Kevin “4pack” Przypasniak: Alright, whatever. But I’m not setting up the Incognito game, I told you.
Sebastian “retchy” Tropiano: I know, I don’t think you should, you should join in while shrek is playing, like three rounds in.
Kevin “4pack” Przypasniak: No *laughs*
Sebastian “retchy” Tropiano: No, the main thing is that if it shows six people on HLTV, it’ll look so good.
Kevin “4pack” Przypasniak: Well, you can set it up or something, I dunno.
Sebastian “retchy” Tropiano: I’m going to restart for [ESEA Pro] client, hold on.
The long series of cheating and match-fixing scandals in the CS: GO scene recently
This audio recording reveal comes after a chain of other cheating and match-fixing scandals in the North American CS: GO scene. Quite naturally, the CS: GO scene is under rigorous scrutiny.
In September 2020, 37 CS: GO coaches faced the ban hammer across all ESIC member tournament hosts. This was only the tip of the iceberg, since ESIC came up with initial results after investigating 20% of the available data.

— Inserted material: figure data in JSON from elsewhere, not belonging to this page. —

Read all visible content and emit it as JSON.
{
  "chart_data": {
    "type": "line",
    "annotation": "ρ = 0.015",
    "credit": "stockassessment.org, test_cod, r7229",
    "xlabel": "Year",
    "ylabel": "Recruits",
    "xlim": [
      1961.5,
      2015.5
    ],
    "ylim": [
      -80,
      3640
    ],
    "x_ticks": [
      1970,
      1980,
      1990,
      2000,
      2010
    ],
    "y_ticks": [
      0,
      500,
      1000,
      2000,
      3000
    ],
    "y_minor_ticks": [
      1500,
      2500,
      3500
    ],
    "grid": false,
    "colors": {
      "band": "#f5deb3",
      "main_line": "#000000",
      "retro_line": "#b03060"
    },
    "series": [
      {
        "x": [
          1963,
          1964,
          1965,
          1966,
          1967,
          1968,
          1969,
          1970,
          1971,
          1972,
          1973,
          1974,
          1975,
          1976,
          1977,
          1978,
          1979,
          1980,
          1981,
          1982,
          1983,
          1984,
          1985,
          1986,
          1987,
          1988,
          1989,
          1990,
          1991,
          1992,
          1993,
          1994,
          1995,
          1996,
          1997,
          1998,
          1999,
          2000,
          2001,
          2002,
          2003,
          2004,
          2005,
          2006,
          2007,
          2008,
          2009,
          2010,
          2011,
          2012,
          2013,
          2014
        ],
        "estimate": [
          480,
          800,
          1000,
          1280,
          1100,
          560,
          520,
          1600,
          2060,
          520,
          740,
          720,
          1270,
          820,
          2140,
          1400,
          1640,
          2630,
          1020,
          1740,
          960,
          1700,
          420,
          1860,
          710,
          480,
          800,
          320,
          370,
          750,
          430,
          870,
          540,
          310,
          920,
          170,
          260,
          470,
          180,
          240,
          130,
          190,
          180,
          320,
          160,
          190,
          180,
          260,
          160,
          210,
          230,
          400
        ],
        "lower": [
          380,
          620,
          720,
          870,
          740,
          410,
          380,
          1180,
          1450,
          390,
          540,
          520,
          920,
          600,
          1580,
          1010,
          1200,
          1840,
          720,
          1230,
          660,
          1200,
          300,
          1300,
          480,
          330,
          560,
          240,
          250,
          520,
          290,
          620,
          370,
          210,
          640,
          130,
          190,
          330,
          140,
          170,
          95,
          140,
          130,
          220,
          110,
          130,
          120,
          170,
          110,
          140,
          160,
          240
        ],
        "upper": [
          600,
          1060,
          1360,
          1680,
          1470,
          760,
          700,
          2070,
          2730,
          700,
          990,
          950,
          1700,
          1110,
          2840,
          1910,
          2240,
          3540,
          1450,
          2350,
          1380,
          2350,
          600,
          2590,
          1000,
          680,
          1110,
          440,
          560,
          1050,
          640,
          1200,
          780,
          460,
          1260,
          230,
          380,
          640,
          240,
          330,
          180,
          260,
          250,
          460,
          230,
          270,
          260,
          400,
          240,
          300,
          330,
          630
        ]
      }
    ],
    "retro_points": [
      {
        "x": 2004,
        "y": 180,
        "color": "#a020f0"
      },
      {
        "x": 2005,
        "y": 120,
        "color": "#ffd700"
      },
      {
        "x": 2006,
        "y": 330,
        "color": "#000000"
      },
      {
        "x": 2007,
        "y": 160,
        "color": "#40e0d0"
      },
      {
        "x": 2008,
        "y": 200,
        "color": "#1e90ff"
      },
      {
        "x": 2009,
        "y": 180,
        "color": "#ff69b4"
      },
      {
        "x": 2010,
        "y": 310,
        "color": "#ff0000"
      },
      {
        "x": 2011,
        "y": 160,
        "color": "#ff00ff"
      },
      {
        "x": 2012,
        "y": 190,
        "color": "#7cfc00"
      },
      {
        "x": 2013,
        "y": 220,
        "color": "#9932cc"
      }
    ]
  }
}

In October 2020, ESIC issued bans on 7 CS: GO pro players after their involvement in betting-related offenses. ESIC made it clear that they were not taking these offenses lightly and that they were involving Australian Law Enforcement in the case, since Australian Criminal Code was breached.
All these scandals also had a chilling effect on the Valorant scene, as several of the CS: GO players meanwhile switched ship to Valorant at that point.
Then at the end of March 2021, the involvement of FBI in the investigation became public, which indicates there will be far-reaching effects, not only to the pro players involved in the scandal, but to the CS: GO and the Valorant esports scenes as well.
While all these investigations and convictions are not good for the public image of the esports scene, the end result after stringent punishment of the perpetrators will hopefully ensure a clean and fair competitive environment.